Und es berührt mich positiv, fast inspirierend, auch wenn mir im gleichen Moment einfällt, dass Newton wegen dieser und anderer Entdeckungen beschimpft wird, den Regenbogen seines Zaubers entkleidet und die Welt ernüchtert und entspiritualisiert zu haben:
„Do not all charms fly
At the mere touch of cold philosophy?
There was an awful rainbow once in heaven:
We know her woof, her texture; she is given
In the dull catalogue of common things.“
(Keats, Lamia, Zeilen 229 - 233; unter „philosophy“ verstand man damals hauptsächlich die Naturwissenschaften)
Was für ein Zufall, dass ich hier bin, um am Montag in meinem Vortrag zu erklären, wie Fantasy die Welt zu respiritualisieren vermag.

Was aber ist richtig davon? Haben Newton, Kopernikus, Kepler und Konsorten (Kopernikus und Kepler allerdings nicht hier in Cambridge) die Welt nüchterner und ärmer gemacht? Können Fantasy, Sagen, Mythen unsere Welt wieder anreichern? Und wenn sie das können, muss man auf die Rationalisten und ihre Modelle verzichten, um angereichert zu bleiben?

Hmm, ganz ungeordnet gedacht, kommt mir in den Sinn zu sagen, dass Newton und Kollegen es doch gar nicht bewirkt haben, die Welt zu ernüchtern - so what´s the bother? Sie haben es natürlich auch gar nicht gewollt, aber sie haben in Sachen Ernüchterung auch gar nicht mehr verursacht, als Wissensgrenzen zu erweitern. Hinter diesen Grenzen sind die Rätsel genauso groß wie vorher und bieten weiterhin alle durch Denken und Fühlen erreichbaren Zugangsmöglichkeiten. Was sie erreicht haben, ist, eine Reihe von Ausdrucksformen des Aberglaubens ad absurdum zu führen, aber das ist nur begrüßenswert.

Können Mythen und ähnliche Gedanken also die Welt wieder ,anreichern‘? Natürlich! Bis auf das „wieder“, denn es ist keine Wieder-Anreicherung - die Welt und die Gedankenwelten waren immer schon von ununterdrückbarem Reichtum.

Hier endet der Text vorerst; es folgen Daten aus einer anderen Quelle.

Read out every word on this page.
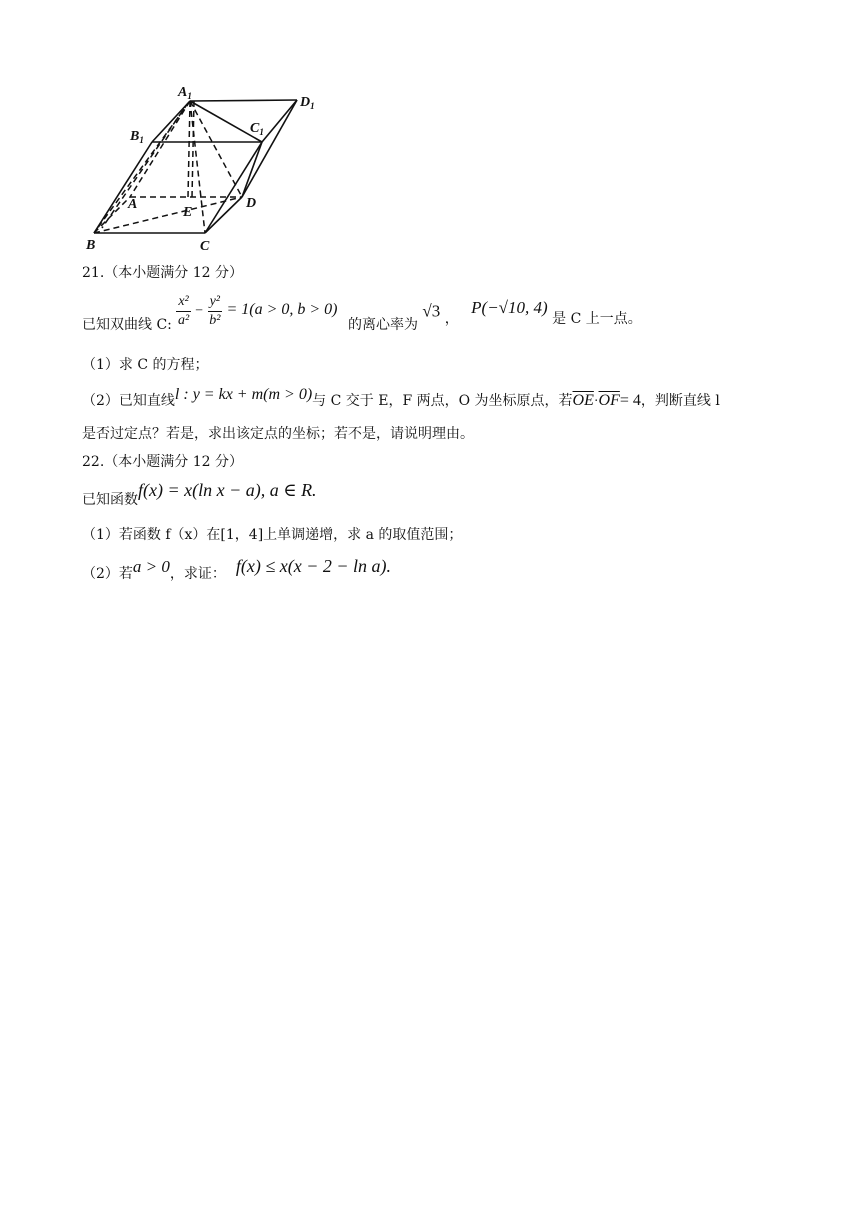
$A_1$	$D_1$
$B_1$
$C_1$
A
E
D
B	C
21.（本小题满分 12 分）
已知双曲线 C: $\frac{\text{x²}}{\text{a²}} - \frac{\text{y²}}{\text{b²}} = 1(a > 0$, b > 0) 的离心率为 √3 ， P(−√10, 4) 是 C 上一点。
（1）求 C 的方程；
（2）已知直线l : y = kx + m(m > 0)与 C 交于 E，F 两点，O 为坐标原点，若$\overline{OE}\cdot\overline{OF}= 4$，判断直线 l
是否过定点？若是，求出该定点的坐标；若不是，请说明理由。
22.（本小题满分 12 分）
已知函数f(x) = x(ln x − a), a ∈ R.
（1）若函数 f（x）在[1，4]上单调递增，求 a 的取值范围；
（2）若a > 0，求证： f(x) ≤ x(x − 2 − ln a).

Was der Mythos wieder tun kann und wieder tut, ist, uns Menschen immer wieder daran zu erinnern, dass die Welt größer ist, als Mikro- und Teleskop sie anzuzeigen vermögen und dass unsere Innenwelten an dieser Größe teilhaben können und teilhaben sollten; neben all der Tageshektik und dem Streben nach materiellem Erfolg und Sicherheit.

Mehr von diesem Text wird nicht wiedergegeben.